Quando eu ando a pé, isso não é exatamente um problema. Como vivo em Curitiba há 50 anos, já consegui gravar na me­­mória um bom pedaço da cidade, e, por tentativa e erro, acabei decorando o caminho mais curto entre minha casa e alguns lu­­gares-chave, como a universidade, a Boca Maldita, dois supermercados, a arena da Baixada, uma videolocadora e três padarias. Lembro de alguns bares também, mas como tenho saído pouco de casa nos últimos anos muito provavelmente não vou mais encontrá-los onde eles costumavam ficar na minha cabeça. A memória do passado, entretanto, é cristalina: sei exatamente onde ficam os cines Avenida, Ar­­le­­quim e Condor, a Velha Ade­­ga, as lojas Hermes Macedo e Prosdó­­cimo, e uma pequena agência de correios da Barão de Cerro Azul – o problema é que nada disso existe mais. Parece que me sinto mais em casa numa cidade fantasma do que na cidade real.
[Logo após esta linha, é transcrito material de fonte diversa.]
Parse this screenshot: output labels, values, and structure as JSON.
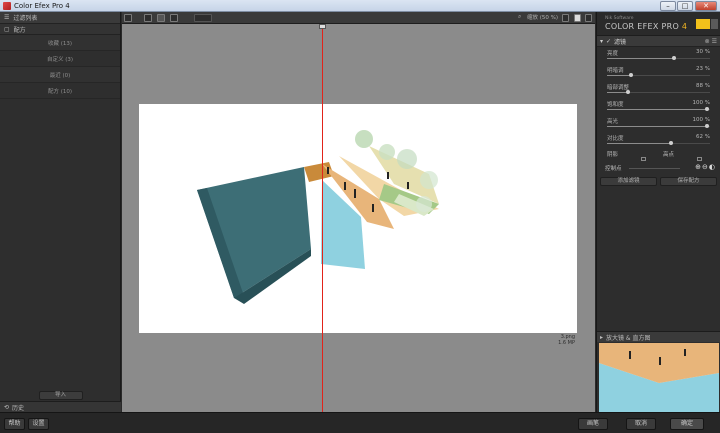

Mesmo assim, permanecem alguns buracos negros, profundamente resistentes, desde a infância. Subindo do centro em direção ao Alto da Glória, a geografia é segura até o Grupo Es­­colar Zacarias, que frequentei por um ano. Mas avançando em direção ao Couto Pereira e dali de­­sembocando naquela rede pentacular de cruzamentos, que começa no estádio e vai até uma fronteira difusa do Hospital São Lucas, no alto Juvevê, estou completamente perdido. Há bons restaurantes na região, amigos moram por ali, mas cada viagem à região é atraso certo. Todas as ruas parecem tortas. Para dobrar essa ou aquela esquina, sempre confio numa placa que não está mais lá, numa casa verde que derrubaram ontem, num bar que não existia e que agora aparece súbito e cheio de gente – nesses momentos tristes, o cretino topográfico sente a tristeza metafísica daqueles que nunca estarão no lugar em que pisam, consultando mapas inúteis e correndo contra o tempo.

Mas as coisas podem ser piores: quando estou de carro. Eu sou aquele sujeito que provoca invariavelmente uma buzina irritada, no difícil momento de decidir se devo virar aqui, à direita, ou se é melhor passar o segundo sinaleiro e virar à esquerda, porque a ou­­tra avenida tem sentido centro, ou o contrário. Tal­­vez um bom treinamento seja pas­­sar uma tarde de sábado tentando estacionar em shoppings, uma tarefa ideal para forçar o nosso lado zen-bu­­dista. Não me arrisco – prefiro almoçar em Santa Feli­­cidade no Dia das Mães. Pelo me­­nos esse caminho eu conheço bem.